When I saw the price, my jaw dropped. I’m shocked that the city is asking its taxpayers to pay to engage on an issue that impacts all residents. I understand that bringing Wayne Roberts as a keynote speaker costs money. However, I’m sure we can do without A Taste of Alberta reception on Friday night and the buffet luncheon. I have no idea what the other costs are.
The Food and Agricultural Project is part of the city’s municipal development plan, The Way We Grow. This conference is not the only opportunity for residents to become involved with developing a strategy around local food. My question is why is it the only one that charges a fee? I’m not the only one who is upset by the city’s decision. Metro wrote a story, Mack Male mentioned how wrong he thinks this strategy is in a blog post and Liane Faulder is encouraging that the fee be dropped.
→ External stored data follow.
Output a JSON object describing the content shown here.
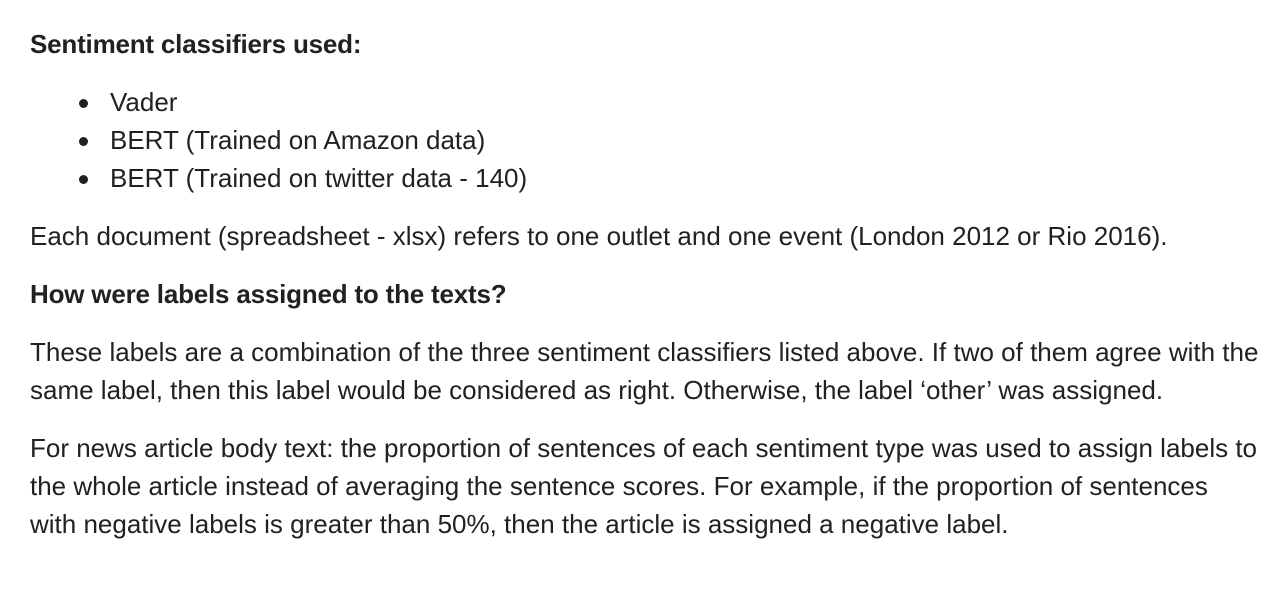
{
  "document": {
    "top_fragment": "",
    "classifiers_heading": "Sentiment classifiers used:",
    "classifiers": [
      "Vader",
      "BERT (Trained on Amazon data)",
      "BERT (Trained on twitter data - 140)"
    ],
    "document_note": "Each document (spreadsheet - xlsx) refers to one outlet and one event (London 2012 or Rio 2016).",
    "labels_heading": "How were labels assigned to the texts?",
    "labels_paragraph": "These labels are a combination of the three sentiment classifiers listed above. If two of them agree with the same label, then this label would be considered as right. Otherwise, the label ‘other’ was assigned.",
    "body_text_paragraph": "For news article body text: the proportion of sentences of each sentiment type was used to assign labels to the whole article instead of averaging the sentence scores. For example, if the proportion of sentences with negative labels is greater than 50%, then the article is assigned a negative label."
  }
}
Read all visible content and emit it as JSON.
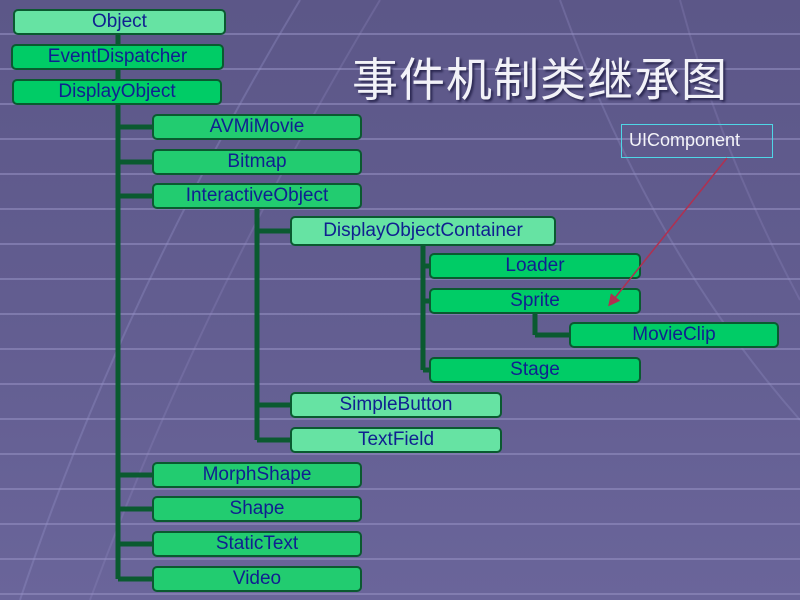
{
  "title": "事件机制类继承图",
  "annotation": {
    "label": "UIComponent",
    "points_to": "Sprite",
    "arrow_color": "#b03050",
    "border_color": "#4fd6e6"
  },
  "colors": {
    "node_fill": "#00cc66",
    "node_fill_light": "#66e3a3",
    "node_border": "#0a5a30",
    "node_text": "#102090",
    "connector": "#0a5a30"
  },
  "nodes": [
    {
      "id": "object",
      "label": "Object",
      "parent": null
    },
    {
      "id": "eventdispatcher",
      "label": "EventDispatcher",
      "parent": "object"
    },
    {
      "id": "displayobject",
      "label": "DisplayObject",
      "parent": "eventdispatcher"
    },
    {
      "id": "avmimovie",
      "label": "AVMiMovie",
      "parent": "displayobject"
    },
    {
      "id": "bitmap",
      "label": "Bitmap",
      "parent": "displayobject"
    },
    {
      "id": "interactiveobject",
      "label": "InteractiveObject",
      "parent": "displayobject"
    },
    {
      "id": "displayobjectcontainer",
      "label": "DisplayObjectContainer",
      "parent": "interactiveobject"
    },
    {
      "id": "loader",
      "label": "Loader",
      "parent": "displayobjectcontainer"
    },
    {
      "id": "sprite",
      "label": "Sprite",
      "parent": "displayobjectcontainer"
    },
    {
      "id": "movieclip",
      "label": "MovieClip",
      "parent": "sprite"
    },
    {
      "id": "stage",
      "label": "Stage",
      "parent": "displayobjectcontainer"
    },
    {
      "id": "simplebutton",
      "label": "SimpleButton",
      "parent": "interactiveobject"
    },
    {
      "id": "textfield",
      "label": "TextField",
      "parent": "interactiveobject"
    },
    {
      "id": "morphshape",
      "label": "MorphShape",
      "parent": "displayobject"
    },
    {
      "id": "shape",
      "label": "Shape",
      "parent": "displayobject"
    },
    {
      "id": "statictext",
      "label": "StaticText",
      "parent": "displayobject"
    },
    {
      "id": "video",
      "label": "Video",
      "parent": "displayobject"
    }
  ]
}
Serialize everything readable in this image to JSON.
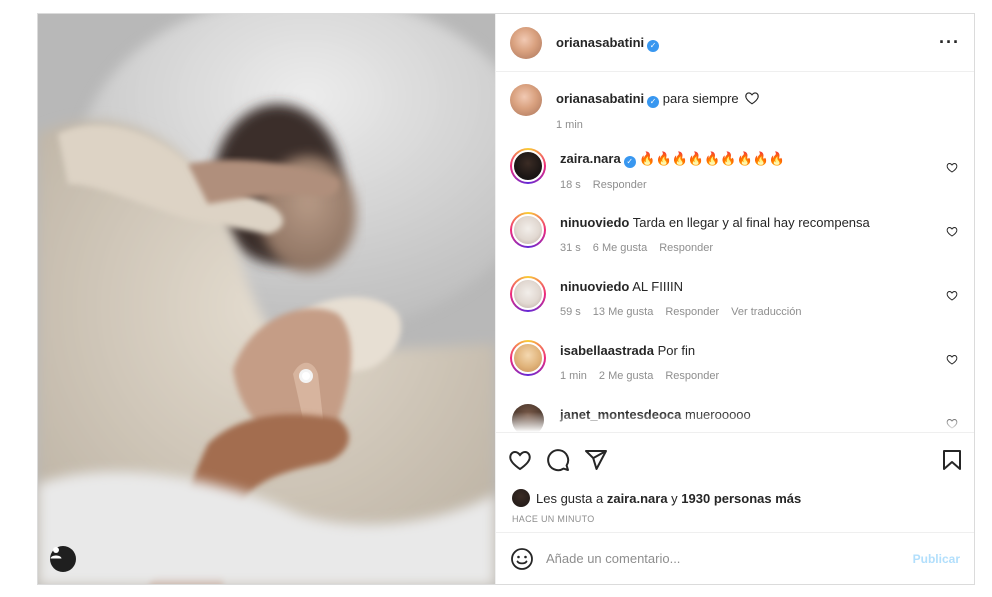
{
  "post": {
    "author": "orianasabatini",
    "caption": {
      "username": "orianasabatini",
      "text": "para siempre",
      "time": "1 min"
    },
    "comments": [
      {
        "username": "zaira.nara",
        "verified": true,
        "text": "🔥🔥🔥🔥🔥🔥🔥🔥🔥",
        "time": "18 s",
        "likes": "",
        "actions": [
          "Responder"
        ]
      },
      {
        "username": "ninuoviedo",
        "verified": false,
        "text": "Tarda en llegar y al final hay recompensa",
        "time": "31 s",
        "likes": "6 Me gusta",
        "actions": [
          "Responder"
        ]
      },
      {
        "username": "ninuoviedo",
        "verified": false,
        "text": "AL FIIIIN",
        "time": "59 s",
        "likes": "13 Me gusta",
        "actions": [
          "Responder",
          "Ver traducción"
        ]
      },
      {
        "username": "isabellaastrada",
        "verified": false,
        "text": "Por fin",
        "time": "1 min",
        "likes": "2 Me gusta",
        "actions": [
          "Responder"
        ]
      },
      {
        "username": "janet_montesdeoca",
        "verified": false,
        "text": "muerooooo",
        "time": "",
        "likes": "",
        "actions": []
      }
    ],
    "likes": {
      "prefix": "Les gusta a",
      "liker": "zaira.nara",
      "connector": "y",
      "others": "1930 personas más"
    },
    "timestamp": "HACE UN MINUTO",
    "add_comment": {
      "placeholder": "Añade un comentario...",
      "publish_label": "Publicar"
    }
  },
  "icons": [
    "more-options-icon",
    "heart-icon",
    "comment-icon",
    "share-icon",
    "bookmark-icon",
    "emoji-icon",
    "user-tag-icon",
    "verified-icon"
  ],
  "colors": {
    "verified": "#3897f0",
    "publish_disabled": "#b2dffc",
    "muted": "#8e8e8e"
  }
}
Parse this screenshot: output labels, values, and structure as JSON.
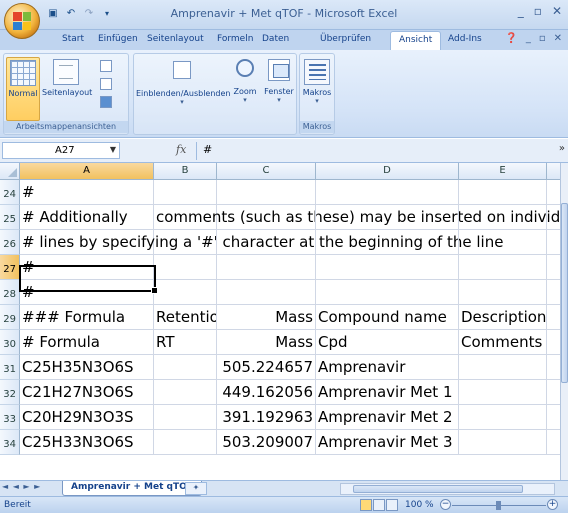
{
  "window": {
    "title": "Amprenavir  + Met qTOF - Microsoft Excel"
  },
  "ribbon": {
    "tabs": [
      "Start",
      "Einfügen",
      "Seitenlayout",
      "Formeln",
      "Daten",
      "Überprüfen",
      "Ansicht",
      "Add-Ins"
    ],
    "active_tab": "Ansicht",
    "groups": {
      "arbeitsmappen": {
        "label": "Arbeitsmappenansichten",
        "normal": "Normal",
        "seitenlayout": "Seitenlayout"
      },
      "fenster": {
        "einblenden": "Einblenden/Ausblenden",
        "zoom": "Zoom",
        "fenster": "Fenster"
      },
      "makros": {
        "button": "Makros",
        "label": "Makros"
      }
    }
  },
  "formula_bar": {
    "name_box": "A27",
    "fx": "fx",
    "value": "#"
  },
  "sheet": {
    "columns": [
      "A",
      "B",
      "C",
      "D",
      "E",
      "F"
    ],
    "active_column": "A",
    "rows": [
      {
        "num": "24",
        "cells": [
          "#",
          "",
          "",
          "",
          "",
          ""
        ]
      },
      {
        "num": "25",
        "cells": [
          "# Additionally",
          "comments (such as these) may be inserted on individual",
          "",
          "",
          "",
          ""
        ]
      },
      {
        "num": "26",
        "cells": [
          "# lines by specifying a '#' character at the beginning of the line",
          "",
          "",
          "",
          "",
          ""
        ]
      },
      {
        "num": "27",
        "cells": [
          "#",
          "",
          "",
          "",
          "",
          ""
        ]
      },
      {
        "num": "28",
        "cells": [
          "#",
          "",
          "",
          "",
          "",
          ""
        ]
      },
      {
        "num": "29",
        "cells": [
          "### Formula",
          "Retention Time",
          "Mass",
          "Compound name",
          "Description",
          ""
        ]
      },
      {
        "num": "30",
        "cells": [
          "# Formula",
          "RT",
          "Mass",
          "Cpd",
          "Comments",
          ""
        ]
      },
      {
        "num": "31",
        "cells": [
          "C25H35N3O6S",
          "",
          "505.224657",
          "Amprenavir",
          "",
          ""
        ]
      },
      {
        "num": "32",
        "cells": [
          "C21H27N3O6S",
          "",
          "449.162056",
          "Amprenavir Met 1",
          "",
          ""
        ]
      },
      {
        "num": "33",
        "cells": [
          "C20H29N3O3S",
          "",
          "391.192963",
          "Amprenavir Met 2",
          "",
          ""
        ]
      },
      {
        "num": "34",
        "cells": [
          "C25H33N3O6S",
          "",
          "503.209007",
          "Amprenavir Met 3",
          "",
          ""
        ]
      }
    ],
    "active_row": "27"
  },
  "sheet_tabs": {
    "nav": "◄ ◄ ► ►",
    "active": "Amprenavir  + Met qTOF"
  },
  "status": {
    "text": "Bereit",
    "zoom": "100 %"
  },
  "icons": {
    "qat": [
      "save-icon",
      "undo-icon",
      "redo-icon"
    ],
    "minimize": "‒",
    "restore": "▫",
    "close": "✕"
  }
}
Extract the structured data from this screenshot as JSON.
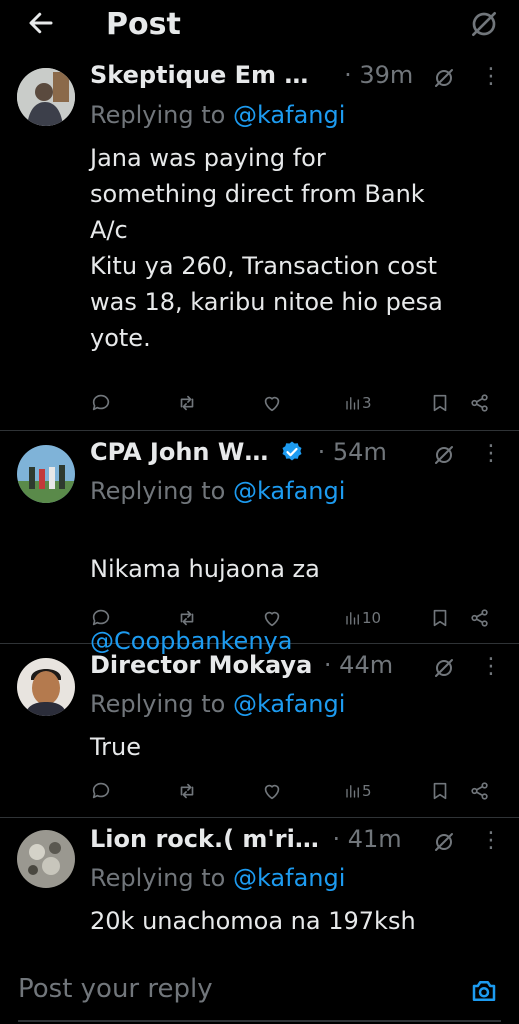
{
  "header": {
    "title": "Post"
  },
  "replies": [
    {
      "name": "Skeptique Em …",
      "time": "· 39m",
      "replying_prefix": "Replying to ",
      "handle": "@kafangi",
      "text": "Jana was paying for\nsomething direct from Bank\nA/c\nKitu ya 260, Transaction cost\nwas 18, karibu nitoe hio pesa\nyote.",
      "views": "3"
    },
    {
      "name": "CPA John W…",
      "verified": true,
      "time": "· 54m",
      "replying_prefix": "Replying to ",
      "handle": "@kafangi",
      "text": "Nikama hujaona za",
      "mention": "@Coopbankenya",
      "views": "10"
    },
    {
      "name": "Director Mokaya",
      "time": "· 44m",
      "replying_prefix": "Replying to ",
      "handle": "@kafangi",
      "text": "True",
      "views": "5"
    },
    {
      "name": "Lion rock.( m'ri…",
      "time": "· 41m",
      "replying_prefix": "Replying to ",
      "handle": "@kafangi",
      "text": "20k unachomoa na 197ksh"
    }
  ],
  "compose": {
    "placeholder": "Post your reply"
  },
  "colors": {
    "accent": "#1d9bf0",
    "muted": "#71767b",
    "text": "#e7e9ea",
    "background": "#000000"
  }
}
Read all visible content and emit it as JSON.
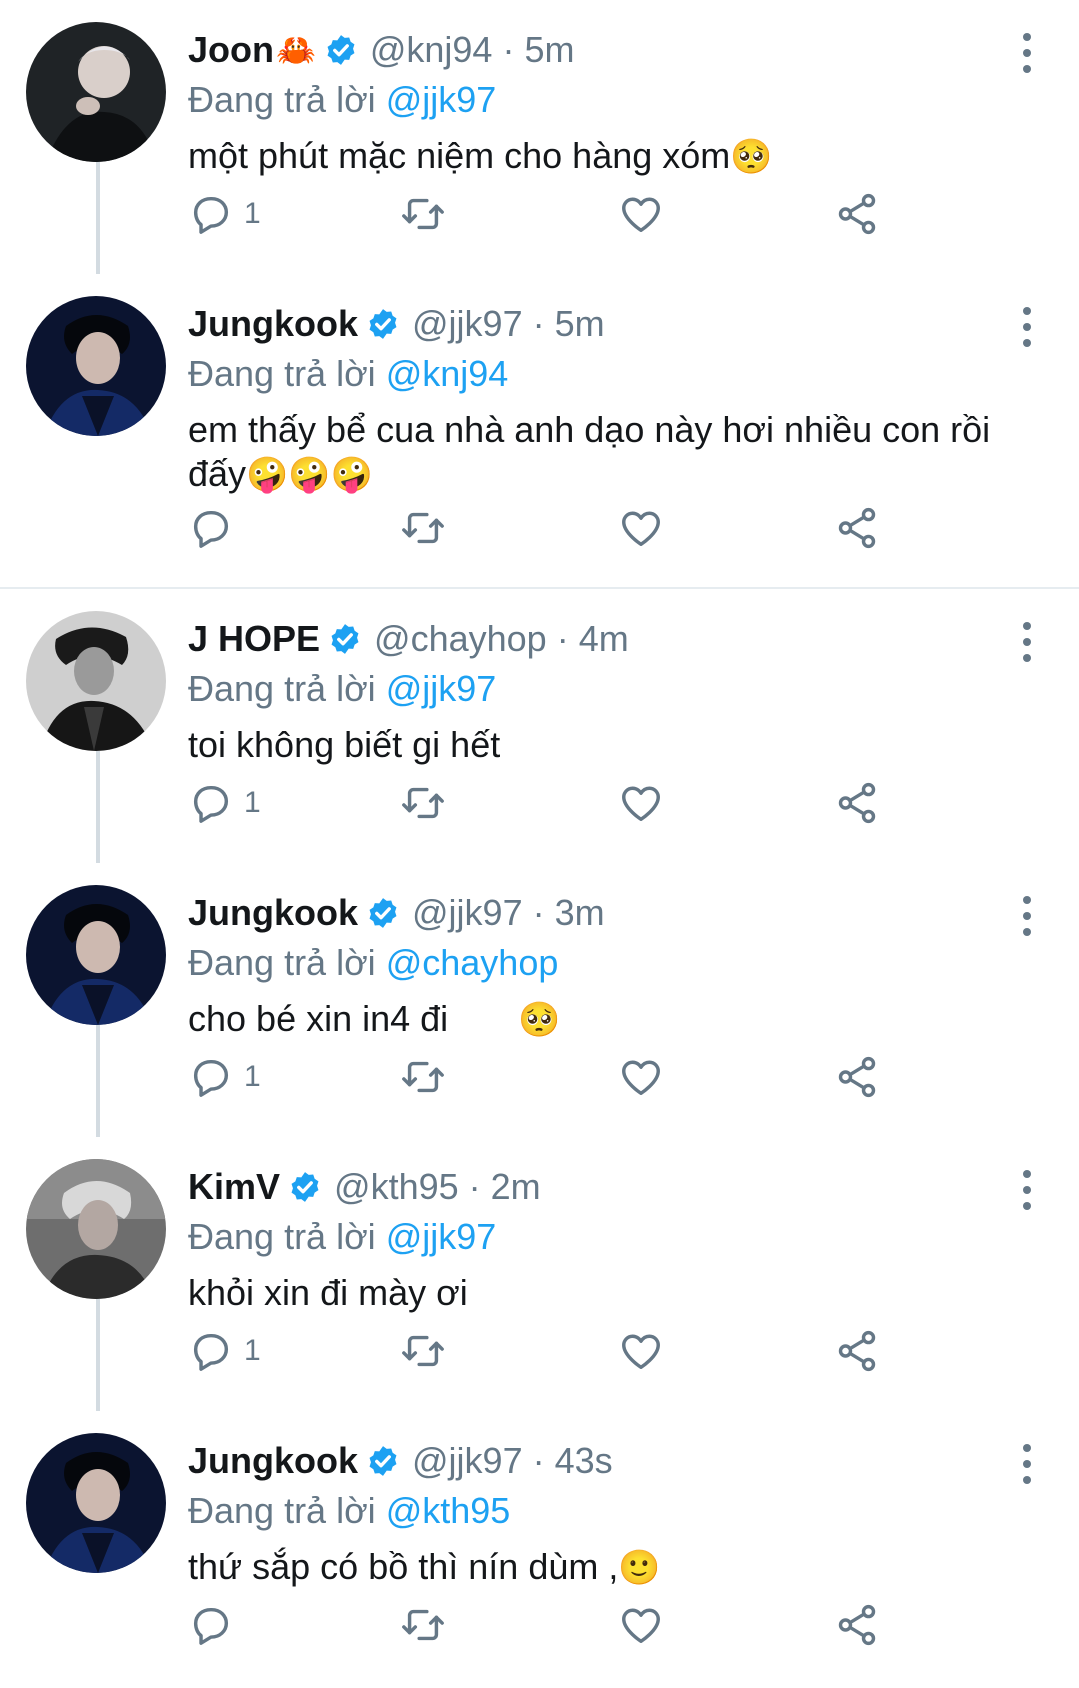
{
  "tweets": [
    {
      "name": "Joon",
      "name_emoji": "🦀",
      "handle": "@knj94",
      "time": "5m",
      "replying_prefix": "Đang trả lời",
      "replying_to": "@jjk97",
      "text": "một phút mặc niệm cho hàng xóm",
      "text_emoji": "🥺",
      "reply_count": "1"
    },
    {
      "name": "Jungkook",
      "name_emoji": "",
      "handle": "@jjk97",
      "time": "5m",
      "replying_prefix": "Đang trả lời",
      "replying_to": "@knj94",
      "text": "em thấy bể cua nhà anh dạo này hơi nhiều con rồi đấy",
      "text_emoji": "🤪🤪🤪",
      "reply_count": ""
    },
    {
      "name": "J HOPE",
      "name_emoji": "",
      "handle": "@chayhop",
      "time": "4m",
      "replying_prefix": "Đang trả lời",
      "replying_to": "@jjk97",
      "text": "toi không biết gi hết",
      "text_emoji": "",
      "reply_count": "1"
    },
    {
      "name": "Jungkook",
      "name_emoji": "",
      "handle": "@jjk97",
      "time": "3m",
      "replying_prefix": "Đang trả lời",
      "replying_to": "@chayhop",
      "text": "cho bé xin in4 đi",
      "text_emoji": "🥺",
      "reply_count": "1"
    },
    {
      "name": "KimV",
      "name_emoji": "",
      "handle": "@kth95",
      "time": "2m",
      "replying_prefix": "Đang trả lời",
      "replying_to": "@jjk97",
      "text": "khỏi xin đi mày ơi",
      "text_emoji": "",
      "reply_count": "1"
    },
    {
      "name": "Jungkook",
      "name_emoji": "",
      "handle": "@jjk97",
      "time": "43s",
      "replying_prefix": "Đang trả lời",
      "replying_to": "@kth95",
      "text": "thứ sắp có bồ thì nín dùm ,",
      "text_emoji": "🙂",
      "reply_count": ""
    }
  ],
  "colors": {
    "accent": "#1da1f2",
    "secondary_text": "#657786",
    "thread_line": "#d3dbe1",
    "divider": "#e6ecf0"
  },
  "icons": {
    "verified": "verified-badge-icon",
    "reply": "reply-bubble-icon",
    "retweet": "retweet-icon",
    "like": "heart-icon",
    "share": "share-icon",
    "menu": "more-vertical-icon"
  }
}
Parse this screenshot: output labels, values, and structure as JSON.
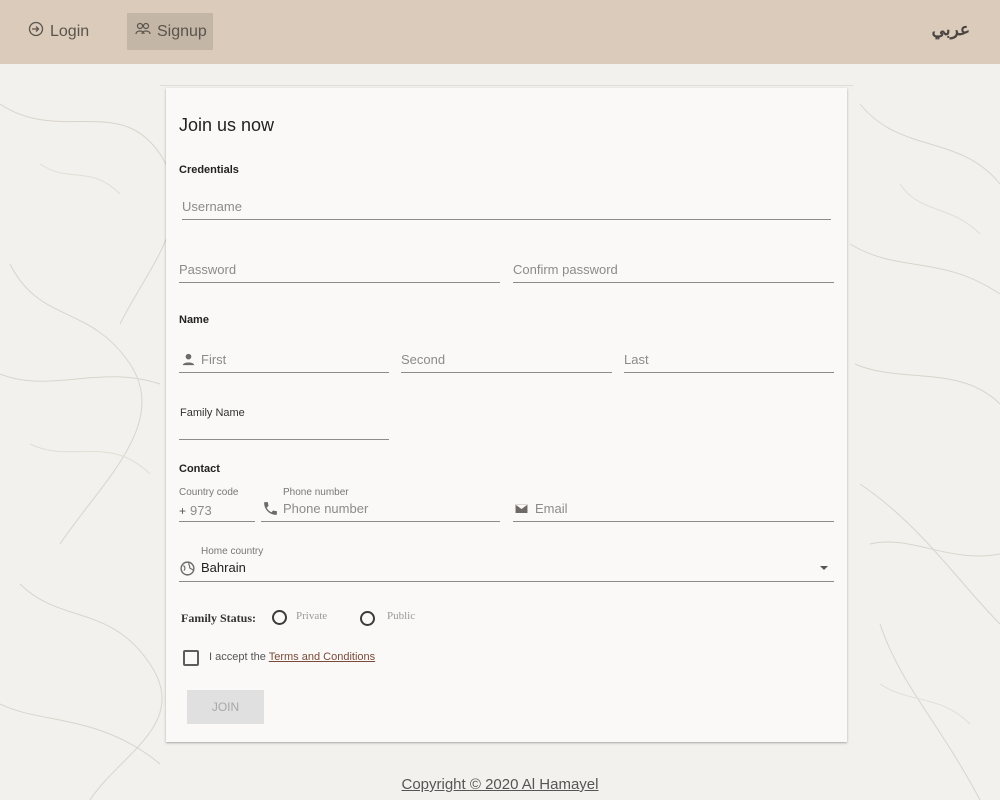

I’ve participated in City of Edmonton events before and there was no fee at all. CityCamp provided an opportunity to discuss open data and lunch was provided. In 2009, I attended a community building workshop where the room was filled with volunteers to listen to Jim Diers talk about how to engage neighbourhoods. He emphasized the best way to peak citizens’ interest in providing feedback is hold a party rather than a meeting.
Well, if the City of Edmonton is taking Diers’ advice and the Food and the City conference is a way to hold a party to build relationships and to engage residents, it’s not the best plan to charge for it. Ditch the fee and make this event accessible to all residents. Doesn’t food and agriculture impact us all?
UPDATE: The City of Edmonton announced that it has reduced the fee for Food and the City to $50 and $25 for seniors and students. There is an option to pay for the Taste of Alberta reception and the luncheon as a separate fee.